17 dezembro 2014

Sidi Bouzid - 17 / 12 / 2010


Nos primeiros dias de Dezembro de 2010 eu estava na Tunísia. Se alguém me tivesse dito nessa altura: - Sonhei que daqui a um mês isto vai estar tudo a ferro e fogo, palácios saqueados, o presidente a fugir e o regime deposto; eu teria respondido a esse suposto interlocutor: - Deves ter comido algo que te fez mal! Neste país, pode até o povo sair para a rua, mas antes de aquecerem as solas na calçada, já alguém lhes estará a aquecer as costas com um bastão. Cerca de duas semanas depois, em 17 de Dezembro, o vendedor de fruta de Sidi Bouzid, acossado e humilhado pela polícia, imolava-se, desencadeando a revolução, na qual, à partida, ninguém acreditava.

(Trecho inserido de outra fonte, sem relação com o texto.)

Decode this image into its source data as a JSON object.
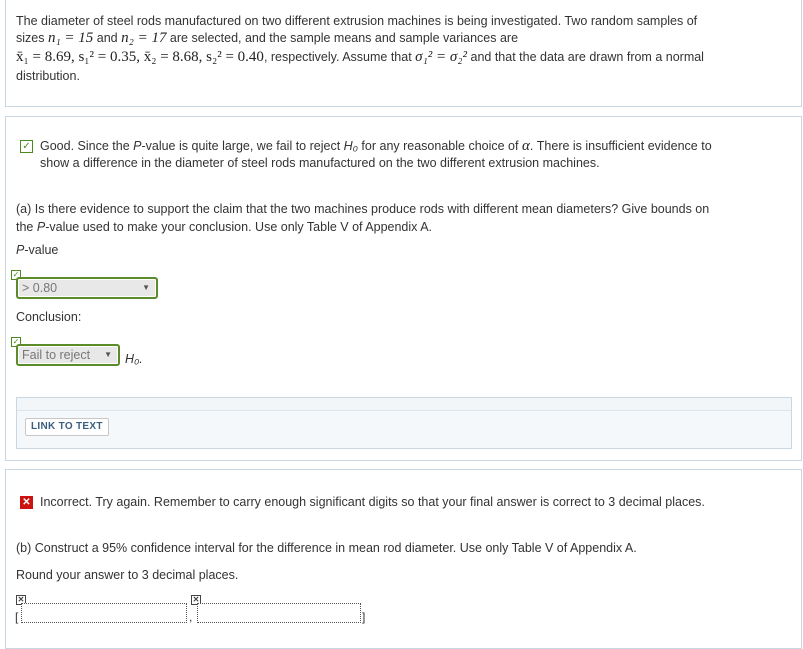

Razões para ter ido até o fim:

- a primeira dama e respectiva família, o clã Trabelsi, tendo passado de ilegítima a legítima, tratava o país como um bem pessoal. Que quem governa se governa é condenável, mas até certo ponto tolerável – isto não.

- o wikileaks tinha revelado muitos detalhes e dado uma maior e insuportável visibilidade a esses saques e abusos.

- as autoridades reagiram com bastão nas costas, sem entenderem que essa resposta já não servia.

- a Tunísia não é um país inventado um dia, a milhares de quilómetros de distancia. É herdeira do império cartaginês e a história e identidade contam muito.

- uma ajudinha da cadeia de TV do Qatar, Al Jazira, muito popular na altura, que deu uma enorme cobertura e destaque, mostrando os acontecimentos como uma epopeia empolgante.

Hoje, exactamente 4 anos depois, a Tunísia é o único país das “primaveras” onde a consolidação de um verdadeiro regime democrático parece ainda possível. Porquê? Devido à sua forte identidade… e, apesar de tudo, por ter sido pouco “ajudado”. A democracia não pega de enxerto e muito menos empurrada à força.